A new program involving huge freighters in the waters off Southern California is offering companies cash incentives to slow down their vessels in the hopes of both reducing air pollution and protecting endangered whales from fatal collisions with those ships.
The trial program, sponsored by a group of government, nonprofit and marine industry organizations, covers commercial freighters in the Santa Barbara Channel, a busy, 130-mile-long shipping lane that's also a feeding ground for many species of whales.
According to the Santa Barbara County Air Pollution Control District, one of the groups involved in the program, participating companies will get $2,500 per ship transiting through the channel if their vessels stay at speeds of 12 knots or less, instead of the usual 14 to 18 knots.
Air pollution is a major issue for the region. The crude oil that oceangoing ships use as fuel is hundreds of times dirtier than the diesel fuel used in highway trucks.
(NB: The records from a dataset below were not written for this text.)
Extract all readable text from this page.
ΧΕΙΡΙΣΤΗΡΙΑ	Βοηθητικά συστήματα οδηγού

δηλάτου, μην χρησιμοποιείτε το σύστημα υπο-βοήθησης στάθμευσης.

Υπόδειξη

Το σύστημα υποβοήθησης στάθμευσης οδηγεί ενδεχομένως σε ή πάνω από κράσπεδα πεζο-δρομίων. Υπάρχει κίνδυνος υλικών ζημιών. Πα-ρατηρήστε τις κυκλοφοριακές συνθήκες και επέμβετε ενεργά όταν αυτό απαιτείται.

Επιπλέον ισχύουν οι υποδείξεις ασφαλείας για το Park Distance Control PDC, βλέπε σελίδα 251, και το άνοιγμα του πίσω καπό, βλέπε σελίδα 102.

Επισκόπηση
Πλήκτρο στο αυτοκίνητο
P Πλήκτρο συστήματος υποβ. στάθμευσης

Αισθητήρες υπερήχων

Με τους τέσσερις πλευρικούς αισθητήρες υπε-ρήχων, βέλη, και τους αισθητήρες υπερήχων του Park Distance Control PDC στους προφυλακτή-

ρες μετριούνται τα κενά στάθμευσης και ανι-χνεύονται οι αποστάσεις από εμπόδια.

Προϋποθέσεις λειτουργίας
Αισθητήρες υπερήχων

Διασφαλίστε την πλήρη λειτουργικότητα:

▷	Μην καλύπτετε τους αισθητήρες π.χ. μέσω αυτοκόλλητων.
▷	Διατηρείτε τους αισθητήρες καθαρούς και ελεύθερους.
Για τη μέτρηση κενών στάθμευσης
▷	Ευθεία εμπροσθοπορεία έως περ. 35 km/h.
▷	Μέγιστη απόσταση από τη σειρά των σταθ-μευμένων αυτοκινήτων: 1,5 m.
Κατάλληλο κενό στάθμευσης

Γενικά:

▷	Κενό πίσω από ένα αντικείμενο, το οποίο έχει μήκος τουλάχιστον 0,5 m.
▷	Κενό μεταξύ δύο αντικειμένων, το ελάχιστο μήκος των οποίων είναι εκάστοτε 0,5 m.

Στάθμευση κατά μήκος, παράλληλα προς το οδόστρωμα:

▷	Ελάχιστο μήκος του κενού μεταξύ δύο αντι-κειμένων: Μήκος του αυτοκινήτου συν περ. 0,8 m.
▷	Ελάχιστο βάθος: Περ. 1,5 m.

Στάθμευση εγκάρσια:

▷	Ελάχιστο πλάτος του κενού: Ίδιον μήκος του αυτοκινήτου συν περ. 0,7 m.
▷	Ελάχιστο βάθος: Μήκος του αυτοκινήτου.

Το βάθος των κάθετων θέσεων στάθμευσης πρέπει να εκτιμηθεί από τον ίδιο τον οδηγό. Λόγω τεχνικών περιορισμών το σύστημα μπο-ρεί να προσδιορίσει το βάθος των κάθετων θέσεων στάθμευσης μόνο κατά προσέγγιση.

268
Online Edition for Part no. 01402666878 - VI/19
And air pollution from those ships accounts for over half of the nitrogen oxides -- the ozone-forming smog -- found in California's Santa Barbara County.
"Few people realize that ships off our coast, especially those moving at faster speeds, are a risk to endangered whales and the quality of the air we breathe," Kristi Birney of the Environmental Defense Center said in a statement. The L.A. Times reports that six multinational shipping companies, COSCO, Hapag Lloyd, K Line, Maersk Line, Matson and United Arab Shipping, are taking part in the speed-reduction incentive program, which is patterned after a similar program in the Ports of Long Beach and Los Angeles.
Shipping is a huge business along the West Coast and, with globalization, growing larger each year. Over $300 billion worth of cargo passes annually through the ports of Los Angeles and Long Beach alone and is responsible for hundreds of thousands of jobs in Southern California, and an estimated 3 million supply-chain-related jobs across the U.S.
The program has enough funding to pay incentives for 16 shipping transits through the Santa Barbara Channel until the end of October. The coalition supporting the trial program is looking for additional funding to expand it.